Kerry’s PCF 94 fled the scene. The remaining three PCFs, in accord with standard doctrine, stood to defend the disabled PCF 3 and its crewmen in the water. Kerry and PCF 94 disappeared several hundred yards away, returning only when it was clear there was no return fire. Chenoweth (who received no medal) picked up the PCF 3 crewmen from the water. PCF 3’s engines were knocked out on one side and frozen on 500 rpm on the other side. The boat weaved dangerously, hitting sandbars, dazed or unconscious crew members aboard.

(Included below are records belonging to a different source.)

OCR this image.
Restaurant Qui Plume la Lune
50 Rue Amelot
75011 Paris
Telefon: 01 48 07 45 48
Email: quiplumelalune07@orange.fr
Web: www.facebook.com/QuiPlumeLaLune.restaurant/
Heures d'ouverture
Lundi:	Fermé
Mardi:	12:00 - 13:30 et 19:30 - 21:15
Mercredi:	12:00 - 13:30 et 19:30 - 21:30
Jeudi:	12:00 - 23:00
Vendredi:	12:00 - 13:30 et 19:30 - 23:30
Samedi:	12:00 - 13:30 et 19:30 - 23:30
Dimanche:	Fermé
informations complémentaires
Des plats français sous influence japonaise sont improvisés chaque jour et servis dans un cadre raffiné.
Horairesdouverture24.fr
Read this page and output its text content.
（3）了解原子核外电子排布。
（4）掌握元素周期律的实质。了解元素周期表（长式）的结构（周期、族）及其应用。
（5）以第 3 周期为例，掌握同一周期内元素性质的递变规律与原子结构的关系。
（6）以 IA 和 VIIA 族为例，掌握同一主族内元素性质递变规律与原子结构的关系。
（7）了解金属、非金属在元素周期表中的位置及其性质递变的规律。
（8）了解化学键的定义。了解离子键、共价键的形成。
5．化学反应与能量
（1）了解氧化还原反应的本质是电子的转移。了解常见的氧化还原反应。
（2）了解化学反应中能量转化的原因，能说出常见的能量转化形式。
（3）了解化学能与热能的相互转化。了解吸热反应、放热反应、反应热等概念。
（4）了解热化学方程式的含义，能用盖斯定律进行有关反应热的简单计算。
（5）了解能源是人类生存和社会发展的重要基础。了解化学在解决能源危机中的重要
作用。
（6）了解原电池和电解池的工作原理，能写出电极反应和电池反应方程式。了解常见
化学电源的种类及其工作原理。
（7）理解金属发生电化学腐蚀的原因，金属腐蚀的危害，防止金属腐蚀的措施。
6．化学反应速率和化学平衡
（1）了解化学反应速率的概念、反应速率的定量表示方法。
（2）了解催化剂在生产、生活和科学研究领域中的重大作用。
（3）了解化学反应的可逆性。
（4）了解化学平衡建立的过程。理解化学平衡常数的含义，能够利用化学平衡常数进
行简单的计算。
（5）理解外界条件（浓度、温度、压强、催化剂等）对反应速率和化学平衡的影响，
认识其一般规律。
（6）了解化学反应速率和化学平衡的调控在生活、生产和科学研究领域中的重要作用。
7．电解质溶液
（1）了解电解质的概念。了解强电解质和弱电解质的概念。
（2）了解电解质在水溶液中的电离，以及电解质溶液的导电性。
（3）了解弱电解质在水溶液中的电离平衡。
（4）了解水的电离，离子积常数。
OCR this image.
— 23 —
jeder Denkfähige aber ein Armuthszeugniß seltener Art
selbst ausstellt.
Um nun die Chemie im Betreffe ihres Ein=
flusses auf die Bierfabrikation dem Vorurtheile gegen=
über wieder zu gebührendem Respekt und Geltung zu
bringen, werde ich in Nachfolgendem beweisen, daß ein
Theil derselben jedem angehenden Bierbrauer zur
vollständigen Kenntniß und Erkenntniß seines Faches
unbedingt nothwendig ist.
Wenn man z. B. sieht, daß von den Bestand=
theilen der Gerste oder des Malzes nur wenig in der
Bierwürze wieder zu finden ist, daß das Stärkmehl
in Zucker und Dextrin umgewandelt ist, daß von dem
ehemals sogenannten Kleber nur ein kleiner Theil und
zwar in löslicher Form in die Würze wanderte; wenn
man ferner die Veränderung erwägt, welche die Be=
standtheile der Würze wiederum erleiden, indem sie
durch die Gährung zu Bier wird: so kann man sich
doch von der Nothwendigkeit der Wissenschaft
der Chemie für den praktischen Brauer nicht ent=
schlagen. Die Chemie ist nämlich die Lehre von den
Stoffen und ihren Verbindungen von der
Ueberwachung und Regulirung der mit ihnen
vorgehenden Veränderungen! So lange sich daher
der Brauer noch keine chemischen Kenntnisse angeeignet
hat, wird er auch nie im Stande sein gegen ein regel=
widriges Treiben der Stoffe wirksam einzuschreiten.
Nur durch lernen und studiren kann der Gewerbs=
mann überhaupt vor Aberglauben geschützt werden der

Thurlow, commanding his own boat, sought a secure hold so he could jump across and board PCF 3. However, he was thrown into the water in his first attempt to board, and the boat hit the sandbars. Later, Thurlow brought PCF 3 to a stop, and the boat slowly began to sink. Rassmann had fallen or been knocked off either Kerry’s boat or the fifth boat, PCF 35. When Rassmann was spotted in the water, Chenoweth’s PCF 23, with the PCF 3 crew aboard, went to pick him up.

Kerry’s PCF 94, returning to the scene after its flight, reached Rassmann about 20 yards ahead of Chenoweth’s boat. Kerry did the decent thing by going to pick up Rassmann, justifiably earning his gratitude. However, the claim that Kerry returned to a hostile fire zone is a lie, according to Chenoweth, Thurlow and others. Meanwhile, the serious work of saving PCF 3 continued.

Kerry’s false after-action report, prepared to justify his Purple Heart and Bronze Star, reports “5,000 meters” of heavy fire — about 2½ miles, the same distance as a large Civil War battlefield. Not a shot of this fire was heard by Chenoweth, Thurlow, Odell or Pease. Kerry’s after-action report ignores Chenoweth’s heroic action in rescuing PCF 3 survivors and Thurlow’s action in saving PCF 3, while highlighting his own routine pickup of Rassmann and PCF 94’s minor role in saving PCF 3.

Make that Swift vets 4, Kerry 0. The Swift vets say that he wasn’t wounded on the river, and it turns out that one of the sources reporting that Kerry wounded himself earlier that day… is John Kerry. “On page 313 of “Tour of Duty,” and evidently in Kerry’s secret journal written on or about March 13, 1969, quoted in that book, Kerry relates his injury from the rice stock explosion.” So, if John Kerry is to be believed, he received two wounds in exactly the same place on the same day, one self-inflicted, one not.

Regardless of what the veterans motivations are – and the fact that so many of them think so little of John Kerry after all these years tends to support the truth of what they are saying, in my opinion – it is becoming more and more clear that John Kerry is a borderline whack job who is totally unfit for any sort of command.